Note that it's unsurprising that a different model categorizes this correctly because the failure was generated from an attack on the particular model we were working with. The relevant question is "given a model, how easy is it to find a failure by attacking that model using our rewriting tools?"

9Quintin Pope
If you just ask GPT-3 straight out to classify the example, GPT-3 will give you the wrong answer, potentially because it’s also distracted by the positive sentiment start of the example. GPT-3 only answers reliably when prompted to use chain of thought to analyse the example.

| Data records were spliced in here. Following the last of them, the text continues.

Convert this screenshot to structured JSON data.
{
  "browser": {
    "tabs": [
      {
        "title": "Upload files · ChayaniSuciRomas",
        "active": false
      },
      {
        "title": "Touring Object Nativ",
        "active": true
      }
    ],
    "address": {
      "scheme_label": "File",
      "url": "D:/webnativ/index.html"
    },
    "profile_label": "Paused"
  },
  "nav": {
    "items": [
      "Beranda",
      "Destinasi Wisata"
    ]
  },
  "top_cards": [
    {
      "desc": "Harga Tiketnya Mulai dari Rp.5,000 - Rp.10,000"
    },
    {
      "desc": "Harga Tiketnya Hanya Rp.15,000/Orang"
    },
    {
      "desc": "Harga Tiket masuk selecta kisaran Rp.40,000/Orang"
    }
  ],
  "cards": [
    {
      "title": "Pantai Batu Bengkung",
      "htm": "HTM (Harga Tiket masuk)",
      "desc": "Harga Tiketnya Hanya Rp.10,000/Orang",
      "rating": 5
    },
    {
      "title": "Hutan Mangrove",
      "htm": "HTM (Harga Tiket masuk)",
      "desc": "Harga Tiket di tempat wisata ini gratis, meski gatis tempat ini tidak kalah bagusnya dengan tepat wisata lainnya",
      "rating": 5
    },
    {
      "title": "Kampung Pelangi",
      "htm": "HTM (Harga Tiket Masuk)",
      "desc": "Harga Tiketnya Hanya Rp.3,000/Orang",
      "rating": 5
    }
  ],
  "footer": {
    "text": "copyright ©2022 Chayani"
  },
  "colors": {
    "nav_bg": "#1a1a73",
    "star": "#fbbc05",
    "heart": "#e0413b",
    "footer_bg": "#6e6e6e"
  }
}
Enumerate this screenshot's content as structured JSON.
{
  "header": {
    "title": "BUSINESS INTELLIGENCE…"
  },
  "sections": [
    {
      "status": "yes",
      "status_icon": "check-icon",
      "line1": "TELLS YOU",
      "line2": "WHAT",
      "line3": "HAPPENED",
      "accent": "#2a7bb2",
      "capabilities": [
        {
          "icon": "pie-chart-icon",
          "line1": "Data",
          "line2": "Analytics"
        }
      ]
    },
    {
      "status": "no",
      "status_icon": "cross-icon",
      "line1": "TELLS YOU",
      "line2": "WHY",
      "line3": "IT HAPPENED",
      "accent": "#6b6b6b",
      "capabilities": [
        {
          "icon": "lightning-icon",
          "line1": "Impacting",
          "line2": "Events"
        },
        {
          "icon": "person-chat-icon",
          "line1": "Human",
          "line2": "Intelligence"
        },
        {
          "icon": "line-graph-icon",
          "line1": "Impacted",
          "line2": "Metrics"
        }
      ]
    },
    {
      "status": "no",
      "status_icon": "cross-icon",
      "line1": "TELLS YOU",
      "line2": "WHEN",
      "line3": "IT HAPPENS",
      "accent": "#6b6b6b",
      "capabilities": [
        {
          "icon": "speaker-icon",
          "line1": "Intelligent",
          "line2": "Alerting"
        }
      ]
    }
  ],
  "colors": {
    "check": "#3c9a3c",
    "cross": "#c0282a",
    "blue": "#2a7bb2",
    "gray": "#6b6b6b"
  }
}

Also, the prompt injection attack was adversarially optimized against non-chain of thought GPT-3, and chain of thought prompting fixes that too. The interesting thing isn’t that GPT-3 has different classification behavior, it’s that chain of thought prompting causes GPT-3 to behave correctly on inputs that are otherwise adversaries to the non-chain of thought model. It would also be interesting to see how hard it is to generate adversaries to a chain of thought GPT-3 classifier, though there could be issues adapting the rewriting tools to such a model because there’s not a single classifier logit that you can exactly backprop gradients from. Also, how would you set a pessimistic classification threshold, since whether GPT-3 says there’s violence after generating its chain of thought is a discrete binary event? Maybe generate n completions and if at least k of them say there’s violence, classify the example as containing violence? Then your classification threshold is ~ k / n.